2. A double inlet smart faucet (1) having two options, being with or without feedback, which can perform contactless sensor controlled flow adjustment and also contactless sensor controlled temperature adjustment areas provided with double inlets (with hot and cold water line) comprising;

- a smart faucet body (2),

- flow rate sensors (5, 6) for measuring the amount of water entering the smart faucet body (2), valves (14, 15) for adjusting the amount of water intake and the line (17) for delivering water that is proportional to the battery, that has been discharged from the control unit (13), a temperature sensor (10) for measuring the temperature of mixed water, an indicator (11) displaying the temperature of outlet water, a sensor (7) receiving the outlet water temperature request in order to carry out contactless temperature and flow adjustment; characterized by being constituted from a double inlet control box (13), wherein said double inlet control box (13) comprises an electronic circuit and rechargeable battery that, receives data from the temperature adjustment sensor (7), which shall receive a temperature request and from the outlet water flow adjustment sensor (8), that shall receive a flow request from the user, controls the hot water servo valve (14) and cold water servo valve (15) in order to adjust the water inlets at the desired rate.

3. A double inlet smart faucet (1) according to claim 2, characterized by a display area (11), which displays the temperature information saved in the memory to the user.

4. A double inlet smart faucet (1) according to claim 2, characterized by a outlet water temperature sensor (10) that measures outlet water temperature in order to adjust it to the desired temperature.
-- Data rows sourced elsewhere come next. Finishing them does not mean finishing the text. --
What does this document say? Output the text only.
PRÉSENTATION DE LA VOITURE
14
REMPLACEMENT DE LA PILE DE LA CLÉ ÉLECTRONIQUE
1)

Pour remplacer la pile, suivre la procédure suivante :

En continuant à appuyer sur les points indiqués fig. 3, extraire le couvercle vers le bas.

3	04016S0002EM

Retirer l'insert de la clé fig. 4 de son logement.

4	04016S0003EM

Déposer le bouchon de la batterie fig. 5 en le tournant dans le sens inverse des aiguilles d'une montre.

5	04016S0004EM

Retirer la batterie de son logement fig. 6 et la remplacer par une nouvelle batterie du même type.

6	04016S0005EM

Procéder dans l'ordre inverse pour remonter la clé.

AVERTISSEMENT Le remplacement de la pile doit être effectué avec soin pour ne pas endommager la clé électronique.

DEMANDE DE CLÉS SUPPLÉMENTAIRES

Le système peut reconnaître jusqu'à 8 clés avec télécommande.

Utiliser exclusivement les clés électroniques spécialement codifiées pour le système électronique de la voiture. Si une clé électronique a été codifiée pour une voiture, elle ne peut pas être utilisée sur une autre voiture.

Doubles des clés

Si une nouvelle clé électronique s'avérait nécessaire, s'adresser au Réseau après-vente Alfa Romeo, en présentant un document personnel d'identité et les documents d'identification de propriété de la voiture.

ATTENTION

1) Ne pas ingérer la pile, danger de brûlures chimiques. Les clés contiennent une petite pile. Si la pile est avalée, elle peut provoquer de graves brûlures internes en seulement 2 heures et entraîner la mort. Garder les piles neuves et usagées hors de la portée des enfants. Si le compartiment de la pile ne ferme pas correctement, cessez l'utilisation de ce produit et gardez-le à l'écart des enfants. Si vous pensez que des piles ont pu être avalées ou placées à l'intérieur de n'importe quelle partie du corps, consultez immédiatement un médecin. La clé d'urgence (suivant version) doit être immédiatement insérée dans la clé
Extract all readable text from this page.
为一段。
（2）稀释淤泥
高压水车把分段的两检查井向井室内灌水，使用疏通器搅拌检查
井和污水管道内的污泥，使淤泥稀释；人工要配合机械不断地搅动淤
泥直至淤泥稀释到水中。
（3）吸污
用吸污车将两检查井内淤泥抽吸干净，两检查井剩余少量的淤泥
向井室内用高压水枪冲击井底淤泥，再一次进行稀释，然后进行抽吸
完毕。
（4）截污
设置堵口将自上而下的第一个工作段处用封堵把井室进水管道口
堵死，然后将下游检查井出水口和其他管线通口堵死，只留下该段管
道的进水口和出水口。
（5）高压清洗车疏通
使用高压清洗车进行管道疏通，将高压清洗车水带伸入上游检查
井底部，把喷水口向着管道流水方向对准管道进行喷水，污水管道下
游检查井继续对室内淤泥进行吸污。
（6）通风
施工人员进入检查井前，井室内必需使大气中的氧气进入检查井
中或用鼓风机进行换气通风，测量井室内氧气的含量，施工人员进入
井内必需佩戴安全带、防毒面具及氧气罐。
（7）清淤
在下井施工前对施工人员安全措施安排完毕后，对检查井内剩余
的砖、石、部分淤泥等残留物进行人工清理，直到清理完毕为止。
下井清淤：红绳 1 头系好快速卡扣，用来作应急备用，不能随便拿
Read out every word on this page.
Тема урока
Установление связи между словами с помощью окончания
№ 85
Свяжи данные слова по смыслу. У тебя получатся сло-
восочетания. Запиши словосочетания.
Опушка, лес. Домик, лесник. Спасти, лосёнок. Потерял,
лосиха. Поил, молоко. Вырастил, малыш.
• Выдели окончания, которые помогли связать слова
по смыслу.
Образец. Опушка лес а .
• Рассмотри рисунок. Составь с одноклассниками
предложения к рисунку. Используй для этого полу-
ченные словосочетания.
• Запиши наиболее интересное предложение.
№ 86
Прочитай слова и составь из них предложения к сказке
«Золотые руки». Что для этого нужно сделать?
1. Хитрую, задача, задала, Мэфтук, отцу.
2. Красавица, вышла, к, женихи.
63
5. A control system, that adjusts the flow amount of the fluids in proportion to the servo motor(s) according to the data obtained from the non-contact sensor(s).

6. A single inlet smart faucet (12) according to claim 1, characterized by a station, that transmits the data of the outlet water flow adjustment sensor (8) to the control box (13) wirelessly, in order for the valves to control the adjustment of the flow rate of water.

7. A double inlet smart faucet (1) according to claim 2, characterized by a station that transmits data received from the hot water flow measurement sensor (5), the cold water flow measurement sensor (6) and the outlet water flow adjustment sensor (8) to the control box (13) wirelessly, for the valves to control the adjustment of the temperature and flow rate value of water.